By 2010, insurers like ICICI Prudential were signing on. The company was profitable and had found a niche white space in insurance software. But when Dua tried to raise capital to move from services to products, the response was lukewarm. Even in the best-case scenario, the business would cap out at Rs 200–300 crore in revenue.
That realisation forced another rethink. While exploring ideas that could scale, Dua observed that marketplaces like Policybazaar were popular, but customers still couldn’t actually buy insurance online. Insurers’ core systems weren’t integrated with marketplaces, and online payment infrastructure wasn’t trusted for large transactions. Drawing on his experience building integration layers, Dua decided to create a marketplace where customers could complete the transaction online.
In early 2014, he acquired a broking licence and launched Coverfox, integrating with four to five insurers he already knew well. Accel and Elevation Capital backed the idea early. The growth was quick. Within two and a half years, Coverfox crossed Rs 150 crore in revenue.

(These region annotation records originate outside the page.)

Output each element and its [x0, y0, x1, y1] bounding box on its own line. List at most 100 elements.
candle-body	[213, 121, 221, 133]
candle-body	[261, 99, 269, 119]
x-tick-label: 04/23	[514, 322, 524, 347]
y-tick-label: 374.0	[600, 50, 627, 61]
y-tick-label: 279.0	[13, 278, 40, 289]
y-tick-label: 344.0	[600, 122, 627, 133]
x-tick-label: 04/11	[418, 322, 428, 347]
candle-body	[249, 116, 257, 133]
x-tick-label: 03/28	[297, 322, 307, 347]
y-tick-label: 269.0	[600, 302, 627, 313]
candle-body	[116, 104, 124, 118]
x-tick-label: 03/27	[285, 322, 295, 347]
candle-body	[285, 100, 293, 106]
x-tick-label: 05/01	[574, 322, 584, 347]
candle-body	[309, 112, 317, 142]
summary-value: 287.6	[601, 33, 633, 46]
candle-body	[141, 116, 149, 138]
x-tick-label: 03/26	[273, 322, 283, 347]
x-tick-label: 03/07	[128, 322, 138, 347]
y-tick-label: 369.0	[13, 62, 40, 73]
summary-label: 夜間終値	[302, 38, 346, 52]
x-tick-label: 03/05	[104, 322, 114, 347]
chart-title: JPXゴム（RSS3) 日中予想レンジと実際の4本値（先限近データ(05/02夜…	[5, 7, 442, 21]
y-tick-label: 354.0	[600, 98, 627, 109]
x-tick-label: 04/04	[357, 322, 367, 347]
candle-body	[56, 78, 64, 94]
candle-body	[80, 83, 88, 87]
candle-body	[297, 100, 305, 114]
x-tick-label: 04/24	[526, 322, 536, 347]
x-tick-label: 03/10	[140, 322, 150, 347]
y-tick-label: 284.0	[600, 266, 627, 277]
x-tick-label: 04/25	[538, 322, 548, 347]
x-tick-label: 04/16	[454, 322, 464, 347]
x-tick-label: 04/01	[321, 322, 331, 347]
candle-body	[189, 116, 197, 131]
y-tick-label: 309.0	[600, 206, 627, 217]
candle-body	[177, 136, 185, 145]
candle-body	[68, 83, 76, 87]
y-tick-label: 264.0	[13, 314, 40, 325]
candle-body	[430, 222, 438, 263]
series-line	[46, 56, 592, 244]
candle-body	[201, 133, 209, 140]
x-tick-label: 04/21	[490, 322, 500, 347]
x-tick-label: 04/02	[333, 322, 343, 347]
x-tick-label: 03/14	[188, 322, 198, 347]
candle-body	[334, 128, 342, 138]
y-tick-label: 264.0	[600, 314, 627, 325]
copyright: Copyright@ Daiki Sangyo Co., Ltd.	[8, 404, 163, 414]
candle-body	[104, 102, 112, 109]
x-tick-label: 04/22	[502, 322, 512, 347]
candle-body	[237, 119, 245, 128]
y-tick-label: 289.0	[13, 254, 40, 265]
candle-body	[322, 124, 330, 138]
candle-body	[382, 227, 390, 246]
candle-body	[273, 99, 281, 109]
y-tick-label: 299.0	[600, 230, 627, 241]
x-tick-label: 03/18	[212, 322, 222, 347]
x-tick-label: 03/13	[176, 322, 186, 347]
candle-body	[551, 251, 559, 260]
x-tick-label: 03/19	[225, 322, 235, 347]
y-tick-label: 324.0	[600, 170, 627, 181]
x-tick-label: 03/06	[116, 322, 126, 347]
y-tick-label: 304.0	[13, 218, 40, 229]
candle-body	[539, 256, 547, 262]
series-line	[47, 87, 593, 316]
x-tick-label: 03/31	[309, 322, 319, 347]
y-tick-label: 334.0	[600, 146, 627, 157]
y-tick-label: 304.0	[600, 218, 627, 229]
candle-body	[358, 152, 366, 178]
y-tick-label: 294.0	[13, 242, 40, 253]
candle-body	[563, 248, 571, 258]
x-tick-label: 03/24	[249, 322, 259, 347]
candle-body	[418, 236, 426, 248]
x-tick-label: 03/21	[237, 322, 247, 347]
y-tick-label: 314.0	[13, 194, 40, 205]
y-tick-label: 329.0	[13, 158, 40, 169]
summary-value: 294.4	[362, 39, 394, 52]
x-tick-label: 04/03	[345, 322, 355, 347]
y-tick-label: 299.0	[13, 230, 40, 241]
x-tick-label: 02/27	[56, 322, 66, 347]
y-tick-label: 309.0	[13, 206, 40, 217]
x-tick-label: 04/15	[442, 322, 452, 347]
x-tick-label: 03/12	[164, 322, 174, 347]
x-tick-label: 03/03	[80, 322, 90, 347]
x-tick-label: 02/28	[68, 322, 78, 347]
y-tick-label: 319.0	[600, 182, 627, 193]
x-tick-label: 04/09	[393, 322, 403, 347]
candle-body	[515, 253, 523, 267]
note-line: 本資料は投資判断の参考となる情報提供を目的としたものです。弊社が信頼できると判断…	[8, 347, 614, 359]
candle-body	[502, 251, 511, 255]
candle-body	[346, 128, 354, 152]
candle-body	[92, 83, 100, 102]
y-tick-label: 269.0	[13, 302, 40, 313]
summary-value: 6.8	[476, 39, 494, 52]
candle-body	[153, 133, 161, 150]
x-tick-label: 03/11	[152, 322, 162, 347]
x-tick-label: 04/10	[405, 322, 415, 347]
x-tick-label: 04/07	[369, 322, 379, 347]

Still, something felt off. Years inside insurance had given him a few hard insights. Insurance doesn’t behave like e-commerce. Marketplaces thrive on abundance — millions of products and sellers. Insurance had barely 20–25 companies, of which customers trusted maybe 10.

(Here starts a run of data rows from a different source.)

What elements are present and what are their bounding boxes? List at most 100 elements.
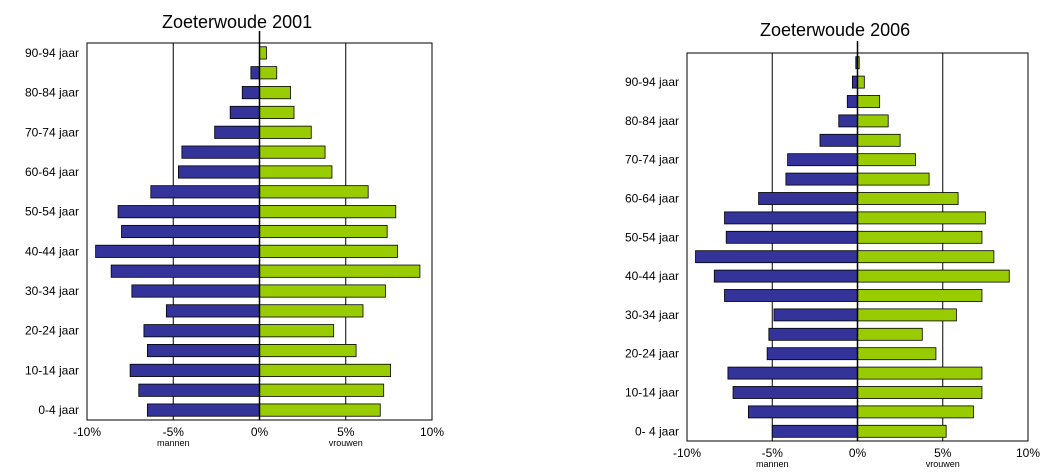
bar-vrouwen [259, 125, 312, 139]
y-tick-label: 50-54 jaar [625, 230, 679, 244]
bar-vrouwen [857, 347, 937, 361]
bar-mannen [95, 244, 260, 258]
bar-mannen [846, 95, 858, 108]
bar-vrouwen [857, 269, 1010, 283]
x-tick-label: 5% [337, 425, 355, 439]
bar-vrouwen [259, 363, 392, 377]
chart-title: Zoeterwoude 2006 [760, 20, 911, 40]
x-tick-label: 0% [849, 446, 867, 460]
x-tick-label: 5% [934, 446, 952, 460]
bar-mannen [178, 165, 260, 179]
bar-mannen [165, 304, 260, 318]
bar-mannen [214, 125, 260, 139]
x-tick-label: -10% [73, 425, 101, 439]
bar-mannen [773, 308, 858, 322]
y-tick-label: 50-54 jaar [25, 205, 79, 219]
y-tick-label: 0- 4 jaar [635, 424, 679, 438]
bar-mannen [766, 347, 858, 361]
bar-mannen [117, 205, 260, 219]
chart-canvas: 0-4 jaar 10-14 jaar 20-24 jaar 30-34 jaar 40… [25, 31, 444, 448]
bar-mannen [110, 264, 260, 278]
bar-vrouwen [857, 75, 865, 89]
bar-vrouwen [259, 403, 381, 417]
bar-mannen [713, 269, 858, 283]
y-tick-label: 40-44 jaar [625, 269, 679, 283]
legend-vrouwen: vrouwen [329, 438, 363, 448]
bar-mannen [747, 405, 858, 419]
y-tick-label: 20-24 jaar [25, 324, 79, 338]
chart-title: Zoeterwoude 2001 [162, 12, 313, 32]
bar-vrouwen [857, 308, 957, 322]
y-tick-label: 30-34 jaar [25, 284, 79, 298]
y-tick-label: 10-14 jaar [25, 363, 79, 377]
bar-mannen [241, 86, 260, 100]
bar-vrouwen [259, 344, 357, 358]
bar-vrouwen [857, 114, 889, 128]
pyramid-chart-2001: Zoeterwoude 2001 0-4 jaar 10-14 jaar 20-24… [0, 0, 520, 473]
bar-vrouwen [857, 250, 995, 264]
y-tick-label: 80-84 jaar [25, 86, 79, 100]
bar-mannen [138, 383, 260, 397]
bar-vrouwen [857, 230, 983, 244]
bar-vrouwen [259, 46, 267, 60]
bar-mannen [146, 344, 260, 358]
bar-mannen [724, 211, 858, 225]
bar-vrouwen [259, 324, 335, 338]
pyramid-chart-2006: Zoeterwoude 2006 0- 4 jaar 10-14 jaar 20-2… [600, 0, 1041, 473]
y-tick-label: 80-84 jaar [625, 114, 679, 128]
y-tick-label: 20-24 jaar [625, 347, 679, 361]
bar-mannen [819, 133, 858, 147]
y-tick-label: 90-94 jaar [625, 75, 679, 89]
bar-vrouwen [259, 145, 326, 159]
bar-mannen [851, 75, 858, 89]
y-tick-label: 70-74 jaar [625, 153, 679, 167]
bar-mannen [146, 403, 260, 417]
x-tick-label: 10% [420, 425, 444, 439]
bar-vrouwen [857, 327, 923, 341]
y-tick-label: 10-14 jaar [625, 386, 679, 400]
bar-vrouwen [259, 105, 295, 119]
x-tick-label: -10% [673, 446, 701, 460]
bar-mannen [181, 145, 260, 159]
bar-mannen [229, 105, 260, 119]
x-tick-label: -5% [163, 425, 185, 439]
bar-vrouwen [259, 264, 421, 278]
bar-vrouwen [857, 386, 983, 399]
bar-mannen [727, 366, 858, 380]
y-tick-label: 30-34 jaar [625, 308, 679, 322]
chart-canvas: 0- 4 jaar 10-14 jaar 20-24 jaar 30-34 jaar 4… [625, 41, 1040, 469]
legend-mannen: mannen [157, 438, 190, 448]
x-tick-label: 0% [251, 425, 269, 439]
bar-mannen [838, 114, 858, 128]
bar-vrouwen [259, 66, 278, 80]
y-tick-label: 60-64 jaar [25, 165, 79, 179]
bar-vrouwen [857, 424, 947, 438]
y-tick-label: 60-64 jaar [625, 192, 679, 206]
y-tick-label: 70-74 jaar [25, 125, 79, 139]
bar-vrouwen [259, 185, 369, 199]
x-tick-label: 10% [1016, 446, 1040, 460]
bar-vrouwen [259, 86, 291, 100]
bar-mannen [758, 192, 858, 205]
bar-mannen [732, 386, 858, 399]
y-tick-label: 0-4 jaar [38, 403, 79, 417]
legend-vrouwen: vrouwen [926, 459, 960, 469]
bar-mannen [121, 224, 260, 239]
bar-mannen [725, 230, 858, 244]
bar-vrouwen [857, 405, 974, 419]
bar-mannen [129, 363, 260, 377]
bar-mannen [785, 172, 858, 186]
bar-vrouwen [259, 284, 386, 298]
bar-vrouwen [259, 383, 385, 397]
bar-vrouwen [259, 304, 364, 318]
bar-vrouwen [857, 366, 983, 380]
bar-vrouwen [857, 133, 901, 147]
legend-mannen: mannen [756, 459, 789, 469]
bar-mannen [250, 66, 260, 80]
bar-vrouwen [857, 172, 930, 186]
bar-vrouwen [259, 165, 333, 179]
bar-vrouwen [857, 211, 986, 225]
y-tick-label: 90-94 jaar [25, 46, 79, 60]
bar-mannen [787, 153, 858, 167]
bar-vrouwen [259, 205, 397, 219]
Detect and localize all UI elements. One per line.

Then there was frequency. Car insurance is bought annually, health insurance every few years, and life insurance perhaps once in a lifetime. That made habit-building and loyalty extremely hard. Most critically, the customer experience wasn’t in the marketplace’s control. Claims were handled by insurers.

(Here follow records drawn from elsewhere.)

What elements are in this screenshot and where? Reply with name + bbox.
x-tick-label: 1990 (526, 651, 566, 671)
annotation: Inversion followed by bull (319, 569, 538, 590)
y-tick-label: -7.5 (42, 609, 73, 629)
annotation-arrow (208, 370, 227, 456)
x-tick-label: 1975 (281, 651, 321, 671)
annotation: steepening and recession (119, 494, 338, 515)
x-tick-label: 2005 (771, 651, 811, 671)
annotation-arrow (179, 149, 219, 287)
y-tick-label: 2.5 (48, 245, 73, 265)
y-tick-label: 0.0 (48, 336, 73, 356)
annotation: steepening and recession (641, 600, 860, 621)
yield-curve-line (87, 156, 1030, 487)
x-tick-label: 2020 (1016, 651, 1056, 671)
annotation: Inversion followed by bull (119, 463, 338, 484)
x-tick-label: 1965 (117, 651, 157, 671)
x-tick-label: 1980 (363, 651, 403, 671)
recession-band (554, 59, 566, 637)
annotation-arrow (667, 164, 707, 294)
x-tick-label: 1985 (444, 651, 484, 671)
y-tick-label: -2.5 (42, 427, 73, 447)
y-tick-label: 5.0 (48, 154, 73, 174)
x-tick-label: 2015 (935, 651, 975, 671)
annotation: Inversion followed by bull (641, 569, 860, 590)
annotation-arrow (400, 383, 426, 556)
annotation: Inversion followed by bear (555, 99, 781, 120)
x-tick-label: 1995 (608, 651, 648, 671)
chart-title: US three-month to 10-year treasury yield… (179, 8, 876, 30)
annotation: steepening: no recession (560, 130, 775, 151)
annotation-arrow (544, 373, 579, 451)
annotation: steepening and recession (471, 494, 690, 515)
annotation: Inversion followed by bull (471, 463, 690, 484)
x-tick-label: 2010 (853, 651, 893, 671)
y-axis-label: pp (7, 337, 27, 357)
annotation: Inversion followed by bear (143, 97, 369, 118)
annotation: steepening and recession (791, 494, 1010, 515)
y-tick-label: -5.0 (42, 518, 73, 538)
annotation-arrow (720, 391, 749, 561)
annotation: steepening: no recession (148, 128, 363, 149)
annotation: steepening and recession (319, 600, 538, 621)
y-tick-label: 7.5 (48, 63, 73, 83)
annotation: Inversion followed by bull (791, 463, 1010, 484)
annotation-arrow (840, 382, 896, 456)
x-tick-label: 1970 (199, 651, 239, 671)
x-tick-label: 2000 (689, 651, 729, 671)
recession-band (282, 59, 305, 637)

Solving the Plumbing Problems
All signs pointed to one conclusion: customers didn’t want choice, they wanted trust. In 2016, Dua made a pitch that startled his investors. “We should become an insurance company ourselves.”
The idea made sense, but execution seemed implausible. A licence required `500 crore in capital, and regulators were cautious about startups managing public risk. What happens, they asked, if a black swan event triggers a surge in claims?
Dua persisted, engaging repeatedly with the Irdai. He argued that innovation had transformed payments and lending, while insurance remained stagnant.
After months of discussions and support from industry veterans, the regulator allowed Acko to apply. The licence came through in late 2017. In 2018, Acko sold its first policy.
Becoming the insurer changed everything. By selling directly, Acko eliminated agent commissions. Renewals came directly, retention improved, and pricing became more competitive.
Car insurance became the entry point. It was mandatory, easy to understand, and low-risk for first-time users. Today, Acko is among the top auto insurers in cities like Bengaluru and Hyderabad. Unlike traditional insurers, where agents often own the customer relationship, Acko controls both pricing and data.
Scaling the Digital Frontier
With over 100 million policies sold, more than 10 million app users, and profitability within reach, Dua is now building the next phase. Acko has secured a life insurance licence and is scaling health insurance rapidly. In FY25, revenue rose to Rs 2,837 crore from Rs 2,106 crore the previous year, while net losses narrowed by 37% to Rs 424 crore.
Looking back, Dua sees a single thread running through what appears to be multiple ventures. “I kept at it and never bothered to figure out any other sector,” he says.